Antec 2010 attendees learned about a new way to join plastic/metal components, without using bonding agents.
Dustin Flock, a welding and joining specialist from Germany's RWTH Aachen University, described experiments on a special machine that heats up a metal part, using conduction heating. Then a piston brings that into contact with the plastic component.
Scientists at RWTH Aachen University tested aluminum and various types of steel pretreated by sandblasting, laser-etching or lapping, Flock told attendees in a presentation at the Society of Plastics Engineers' Antec conference, held May 16-20 in Orlando. The RWTH researcher also used untreated steel for comparison.
They tried combinations of the metal with test parts from polycarbonate, nylon 6/6 and polybutylene terephthalate. They used both glass-filled and unfilled nylon and PBT.
Joining different types of material is important, especially in the automotive industry, Flock said.
The German government has funded the joining research under a program to boost the country's technology. RWTH Aachen University, in Aachen, is Germany's largest technology university.

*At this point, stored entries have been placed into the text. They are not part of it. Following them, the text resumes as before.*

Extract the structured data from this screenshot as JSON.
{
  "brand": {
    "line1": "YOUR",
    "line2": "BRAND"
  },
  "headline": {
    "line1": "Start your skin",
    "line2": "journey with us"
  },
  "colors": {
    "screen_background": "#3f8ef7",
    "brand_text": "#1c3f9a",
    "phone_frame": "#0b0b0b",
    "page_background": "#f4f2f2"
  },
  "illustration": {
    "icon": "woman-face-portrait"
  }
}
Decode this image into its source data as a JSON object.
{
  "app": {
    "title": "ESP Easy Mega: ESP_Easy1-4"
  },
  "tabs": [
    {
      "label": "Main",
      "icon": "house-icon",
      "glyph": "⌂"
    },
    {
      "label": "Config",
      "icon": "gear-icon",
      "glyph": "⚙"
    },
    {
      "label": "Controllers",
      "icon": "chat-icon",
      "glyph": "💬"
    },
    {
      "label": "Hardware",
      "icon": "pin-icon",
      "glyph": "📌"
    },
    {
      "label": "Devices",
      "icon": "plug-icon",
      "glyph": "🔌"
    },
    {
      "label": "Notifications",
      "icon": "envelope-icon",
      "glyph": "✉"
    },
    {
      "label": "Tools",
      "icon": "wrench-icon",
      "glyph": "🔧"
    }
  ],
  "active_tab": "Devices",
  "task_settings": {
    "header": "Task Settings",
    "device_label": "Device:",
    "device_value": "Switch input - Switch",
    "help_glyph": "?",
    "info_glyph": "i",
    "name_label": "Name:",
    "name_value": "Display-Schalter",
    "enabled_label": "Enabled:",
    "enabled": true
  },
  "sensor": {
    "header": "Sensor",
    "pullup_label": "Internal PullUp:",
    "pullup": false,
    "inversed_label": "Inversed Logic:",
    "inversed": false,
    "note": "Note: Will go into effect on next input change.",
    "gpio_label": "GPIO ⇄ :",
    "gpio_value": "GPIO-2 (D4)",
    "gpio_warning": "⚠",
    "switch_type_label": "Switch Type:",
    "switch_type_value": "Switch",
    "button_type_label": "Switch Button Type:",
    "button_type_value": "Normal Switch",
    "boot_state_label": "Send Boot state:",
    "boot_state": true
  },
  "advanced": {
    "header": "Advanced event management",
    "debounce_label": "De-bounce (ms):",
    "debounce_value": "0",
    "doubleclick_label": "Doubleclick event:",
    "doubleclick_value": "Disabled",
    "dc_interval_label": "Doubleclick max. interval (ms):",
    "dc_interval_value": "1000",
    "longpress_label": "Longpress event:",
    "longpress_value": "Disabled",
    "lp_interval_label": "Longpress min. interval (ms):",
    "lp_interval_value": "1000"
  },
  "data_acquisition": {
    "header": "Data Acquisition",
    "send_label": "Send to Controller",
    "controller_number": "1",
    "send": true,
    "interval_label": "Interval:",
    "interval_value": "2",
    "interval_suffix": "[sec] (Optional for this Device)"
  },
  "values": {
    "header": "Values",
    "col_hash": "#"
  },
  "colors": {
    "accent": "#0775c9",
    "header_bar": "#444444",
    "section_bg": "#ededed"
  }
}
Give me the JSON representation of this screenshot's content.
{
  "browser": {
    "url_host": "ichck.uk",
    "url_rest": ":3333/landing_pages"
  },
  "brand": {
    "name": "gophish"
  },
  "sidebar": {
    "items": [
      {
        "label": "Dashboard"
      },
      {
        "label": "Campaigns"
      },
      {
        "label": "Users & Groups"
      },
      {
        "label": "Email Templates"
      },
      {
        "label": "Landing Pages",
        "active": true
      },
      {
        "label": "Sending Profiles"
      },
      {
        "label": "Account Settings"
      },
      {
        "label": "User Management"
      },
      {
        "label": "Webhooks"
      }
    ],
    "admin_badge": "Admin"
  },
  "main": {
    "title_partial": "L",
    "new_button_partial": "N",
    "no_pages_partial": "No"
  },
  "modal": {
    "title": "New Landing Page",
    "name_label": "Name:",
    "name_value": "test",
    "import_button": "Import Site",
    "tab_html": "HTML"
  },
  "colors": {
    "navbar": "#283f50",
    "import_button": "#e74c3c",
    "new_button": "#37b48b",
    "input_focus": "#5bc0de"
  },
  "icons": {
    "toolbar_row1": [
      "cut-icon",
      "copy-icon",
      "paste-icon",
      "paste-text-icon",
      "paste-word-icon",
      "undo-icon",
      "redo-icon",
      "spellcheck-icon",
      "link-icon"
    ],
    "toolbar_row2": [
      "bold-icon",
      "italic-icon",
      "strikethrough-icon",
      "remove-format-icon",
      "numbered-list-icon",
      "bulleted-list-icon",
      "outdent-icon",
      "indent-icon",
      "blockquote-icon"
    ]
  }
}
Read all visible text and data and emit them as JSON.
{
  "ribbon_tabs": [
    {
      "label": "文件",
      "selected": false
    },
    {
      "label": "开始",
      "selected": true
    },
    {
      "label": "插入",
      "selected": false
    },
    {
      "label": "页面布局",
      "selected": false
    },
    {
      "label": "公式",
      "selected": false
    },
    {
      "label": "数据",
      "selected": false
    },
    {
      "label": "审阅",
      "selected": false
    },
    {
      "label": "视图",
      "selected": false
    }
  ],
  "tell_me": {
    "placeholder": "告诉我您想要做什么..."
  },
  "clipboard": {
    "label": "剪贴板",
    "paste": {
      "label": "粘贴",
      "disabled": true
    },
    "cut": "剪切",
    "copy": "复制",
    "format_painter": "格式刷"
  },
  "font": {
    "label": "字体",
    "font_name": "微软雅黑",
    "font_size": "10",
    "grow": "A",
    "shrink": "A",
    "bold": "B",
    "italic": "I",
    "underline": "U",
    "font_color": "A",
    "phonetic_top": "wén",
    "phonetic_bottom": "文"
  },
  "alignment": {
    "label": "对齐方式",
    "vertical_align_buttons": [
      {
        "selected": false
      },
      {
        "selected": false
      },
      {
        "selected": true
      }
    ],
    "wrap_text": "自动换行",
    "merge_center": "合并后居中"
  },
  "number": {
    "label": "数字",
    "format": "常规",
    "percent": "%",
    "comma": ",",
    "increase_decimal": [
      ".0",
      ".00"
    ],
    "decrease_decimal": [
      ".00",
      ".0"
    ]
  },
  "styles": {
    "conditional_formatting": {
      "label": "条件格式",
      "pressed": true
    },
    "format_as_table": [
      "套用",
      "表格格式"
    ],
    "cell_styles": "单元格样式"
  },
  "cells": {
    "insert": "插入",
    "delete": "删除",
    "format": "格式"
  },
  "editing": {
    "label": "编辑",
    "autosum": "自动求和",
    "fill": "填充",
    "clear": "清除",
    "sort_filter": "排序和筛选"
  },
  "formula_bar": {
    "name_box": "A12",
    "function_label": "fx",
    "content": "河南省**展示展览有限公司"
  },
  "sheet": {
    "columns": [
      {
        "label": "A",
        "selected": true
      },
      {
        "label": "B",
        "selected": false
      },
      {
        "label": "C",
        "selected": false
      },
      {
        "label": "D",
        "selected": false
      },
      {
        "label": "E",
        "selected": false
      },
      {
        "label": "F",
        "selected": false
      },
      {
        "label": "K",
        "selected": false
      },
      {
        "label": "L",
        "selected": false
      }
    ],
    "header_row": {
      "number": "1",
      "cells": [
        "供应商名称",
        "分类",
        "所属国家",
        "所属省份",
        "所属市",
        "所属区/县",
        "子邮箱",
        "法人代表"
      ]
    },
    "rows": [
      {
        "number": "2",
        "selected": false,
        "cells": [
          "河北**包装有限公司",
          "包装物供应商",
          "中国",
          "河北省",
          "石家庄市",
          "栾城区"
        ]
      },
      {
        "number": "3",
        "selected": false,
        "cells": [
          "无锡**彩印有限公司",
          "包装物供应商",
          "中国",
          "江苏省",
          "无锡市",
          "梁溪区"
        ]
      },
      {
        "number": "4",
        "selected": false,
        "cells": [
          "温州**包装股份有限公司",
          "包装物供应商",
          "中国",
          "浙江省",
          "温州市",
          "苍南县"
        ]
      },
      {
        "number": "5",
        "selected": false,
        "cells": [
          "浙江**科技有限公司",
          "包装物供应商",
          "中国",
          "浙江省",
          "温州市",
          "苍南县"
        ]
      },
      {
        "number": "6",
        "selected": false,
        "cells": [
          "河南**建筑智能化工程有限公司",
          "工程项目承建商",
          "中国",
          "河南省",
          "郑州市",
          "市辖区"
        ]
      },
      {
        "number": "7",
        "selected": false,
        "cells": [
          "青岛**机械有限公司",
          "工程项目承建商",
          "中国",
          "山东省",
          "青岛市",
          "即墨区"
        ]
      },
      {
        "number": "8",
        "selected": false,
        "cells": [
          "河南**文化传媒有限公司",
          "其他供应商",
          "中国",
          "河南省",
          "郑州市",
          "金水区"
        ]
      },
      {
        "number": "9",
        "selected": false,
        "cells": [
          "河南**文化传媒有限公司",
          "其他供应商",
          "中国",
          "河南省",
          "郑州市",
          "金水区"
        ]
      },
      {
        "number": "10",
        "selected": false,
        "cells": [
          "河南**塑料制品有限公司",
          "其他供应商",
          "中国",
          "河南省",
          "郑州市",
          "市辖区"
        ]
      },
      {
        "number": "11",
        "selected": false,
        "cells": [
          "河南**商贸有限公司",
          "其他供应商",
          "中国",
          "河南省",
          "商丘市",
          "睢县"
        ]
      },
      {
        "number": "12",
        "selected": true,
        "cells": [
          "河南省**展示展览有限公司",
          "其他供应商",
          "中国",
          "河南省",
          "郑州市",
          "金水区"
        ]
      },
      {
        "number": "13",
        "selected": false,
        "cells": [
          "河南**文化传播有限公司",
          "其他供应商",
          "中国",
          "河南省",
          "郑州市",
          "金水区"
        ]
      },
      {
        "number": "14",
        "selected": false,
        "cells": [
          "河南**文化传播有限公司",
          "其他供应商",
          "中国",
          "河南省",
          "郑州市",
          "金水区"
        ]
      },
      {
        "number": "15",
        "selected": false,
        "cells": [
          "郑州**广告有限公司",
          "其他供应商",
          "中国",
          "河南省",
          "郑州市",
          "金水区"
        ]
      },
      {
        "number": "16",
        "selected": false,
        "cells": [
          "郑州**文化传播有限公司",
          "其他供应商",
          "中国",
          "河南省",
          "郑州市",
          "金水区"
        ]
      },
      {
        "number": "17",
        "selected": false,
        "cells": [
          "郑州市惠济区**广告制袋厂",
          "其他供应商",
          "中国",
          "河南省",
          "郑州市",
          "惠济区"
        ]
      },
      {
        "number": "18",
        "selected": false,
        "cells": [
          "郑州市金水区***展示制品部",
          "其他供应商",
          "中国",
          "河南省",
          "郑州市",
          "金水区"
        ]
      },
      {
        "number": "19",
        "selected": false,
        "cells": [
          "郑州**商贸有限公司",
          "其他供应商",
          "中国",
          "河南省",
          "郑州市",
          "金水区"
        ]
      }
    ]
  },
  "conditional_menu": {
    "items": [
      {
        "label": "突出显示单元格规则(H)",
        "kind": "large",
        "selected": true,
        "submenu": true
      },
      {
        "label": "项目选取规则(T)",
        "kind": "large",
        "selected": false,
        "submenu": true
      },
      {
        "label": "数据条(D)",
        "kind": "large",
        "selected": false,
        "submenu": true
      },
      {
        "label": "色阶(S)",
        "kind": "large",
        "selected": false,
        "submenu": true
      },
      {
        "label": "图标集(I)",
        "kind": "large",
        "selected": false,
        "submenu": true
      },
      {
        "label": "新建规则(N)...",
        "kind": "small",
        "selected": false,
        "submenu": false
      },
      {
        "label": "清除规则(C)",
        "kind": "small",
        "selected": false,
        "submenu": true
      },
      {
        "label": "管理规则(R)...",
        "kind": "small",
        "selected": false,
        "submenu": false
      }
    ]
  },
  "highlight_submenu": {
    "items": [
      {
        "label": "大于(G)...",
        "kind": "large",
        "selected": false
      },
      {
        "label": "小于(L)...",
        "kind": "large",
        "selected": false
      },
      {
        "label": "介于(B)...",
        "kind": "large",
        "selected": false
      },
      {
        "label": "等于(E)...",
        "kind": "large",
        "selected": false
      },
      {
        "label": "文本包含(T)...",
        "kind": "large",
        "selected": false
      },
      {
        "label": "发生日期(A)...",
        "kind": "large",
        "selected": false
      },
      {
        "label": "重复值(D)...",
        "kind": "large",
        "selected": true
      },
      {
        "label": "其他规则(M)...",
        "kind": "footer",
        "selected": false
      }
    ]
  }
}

The goal in the university's laboratory is to produce a weld with the same strength as an adhesive-bonded joint, without some of the disadvantages, Flock said in his paper. But the process is not intended to replace state-of-the-art processes such as insert molding around a formed metal sheet, he added.
Pretreating the steel improves its mechanical adhesion with the plastic part, because the plastic flows into the steel's surface and solidifies.
Flock said the highest bond strength came with sandblasted steel with glass-filled nylon 6/6. The German researchers think that is because the glass fibers mechanically bond to the rough metal surface.
However, since the shear test results were not as high as expected, that theory is not conclusive, according to Flock's technical paper.